If I am trying to develop a Collaborative Filtering (CF) model without any ratings/scores, I can infer the ratings/scores based on some sort of observed behavior and score it.
For the sake of brevity, let’s say for each second a user stays on a page, it is awarded half of a point up to a maximum of 5 points. We can model this as:
score(user, page) = 0.5 * time_spent_on_webpage, where 1 <= time_spent_on_webpage <= 5
And so we can use this trivial model to populate our utility matrix. Afterward, we go and apply collaborative filtering technique to decompose the utility matrix into 2 lower rank matrices.
The last step where we factorize the utility matrix into two smaller rank matrices, we’ll call the matrices A and B respectively. So effectively, what we have done here is we’ve created a new model that will predict the time a user will spend on a given webpage.
Is the understanding here correct?
I assume you are referring to Lesson 4 of Practical Deep Learning for Coders. Your understanding seems right to me. However, I do not recall any reference to “decomposing the utility matrix”, though finding the two embeddings via SGD can be formalized as this.
So effectively, what we have done here is we’ve created a new model that will predict the time a user will spend on a given webpage.
…given the times a user has spent on some of the other pages.
One point is that you are not required to limit the rating to [.5,5]. You could use the actual number of minutes, perhaps with an upper cap to limit outliers. There’s a spot in the Lesson 4 where Jeremy maps sigmoid into the range of the ratings - you would have to adjust that calculation. Otherwise, Lesson 4 applies.
Were you able to get some results on this? I am attempting to do something similar with ‘bought’ or ‘did not buy’ data [0,1] (mostly to extract interesting embeddings). I believe your intuition is correct as long as the y_range is adjusted accordingly.
The general approach I have is:
df_filt = df[['user_id','product_id','purchase_binary']]
data = CollabDataBunch.from_df(df_filt, seed=42)
y_range = [-.01,1.1]
learn = collab_learner(data, n_factors=5, y_range=y_range, wd = 0.1)
learn.fit(3, 1e-1, wd=0.1)
I’m wondering if you got some interesting results?
Im struggling with the lr finder, as it keeps showing decreasing loss even at 1e+00.
But otherwise getting validation loss of 0.0103 which seems promising.
Bump. Very curious to see a fastai implicit feedback implementation if you can share the notebook!
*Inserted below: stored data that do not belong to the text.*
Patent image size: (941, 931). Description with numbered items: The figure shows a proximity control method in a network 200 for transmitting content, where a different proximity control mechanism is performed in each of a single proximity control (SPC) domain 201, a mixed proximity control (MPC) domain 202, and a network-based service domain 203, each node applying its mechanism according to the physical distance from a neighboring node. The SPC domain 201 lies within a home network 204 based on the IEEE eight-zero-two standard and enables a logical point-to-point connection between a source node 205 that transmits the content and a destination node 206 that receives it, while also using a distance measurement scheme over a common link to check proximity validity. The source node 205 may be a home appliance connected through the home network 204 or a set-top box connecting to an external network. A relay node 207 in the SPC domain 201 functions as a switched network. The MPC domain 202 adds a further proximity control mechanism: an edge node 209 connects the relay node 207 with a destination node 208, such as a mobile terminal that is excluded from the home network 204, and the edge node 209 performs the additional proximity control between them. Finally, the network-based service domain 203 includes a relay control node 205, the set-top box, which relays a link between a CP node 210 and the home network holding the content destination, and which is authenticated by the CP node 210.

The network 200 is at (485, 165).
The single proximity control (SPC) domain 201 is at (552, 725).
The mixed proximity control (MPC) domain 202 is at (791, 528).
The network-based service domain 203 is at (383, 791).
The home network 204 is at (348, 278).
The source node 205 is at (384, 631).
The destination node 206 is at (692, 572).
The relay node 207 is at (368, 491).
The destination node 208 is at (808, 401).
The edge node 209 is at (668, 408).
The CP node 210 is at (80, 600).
Juan Pablo, I tried your method (I removed the ratings data and created a new column “watched” by assigning a 0 for not watched and a 1 for watched for any given user-title combination) on the Movie Lens dataset. The code runs with no errors.
My main goal is to see if the embeddings for the movies make sense, as in does it do a good job of identifying movies that are like any given movie?
As an example, I generated a list of top 30 movies that are like “Silence of the Lambs” as in the book using the ratings data. I also did the same without the ratings data (used watched columns instead as explained above) and saw that only 3 of the movies generated in the list of 30 closest movies were in the original list. Which is not giving me much confidence as to the effectiveness of this approach.
So I am wondering if:
- My approach is erroneous
- Using embeddings without ratings actually yields any usable information for creating neighbourhoods (movies similar to a given movie)
Does anyone have any insight on this?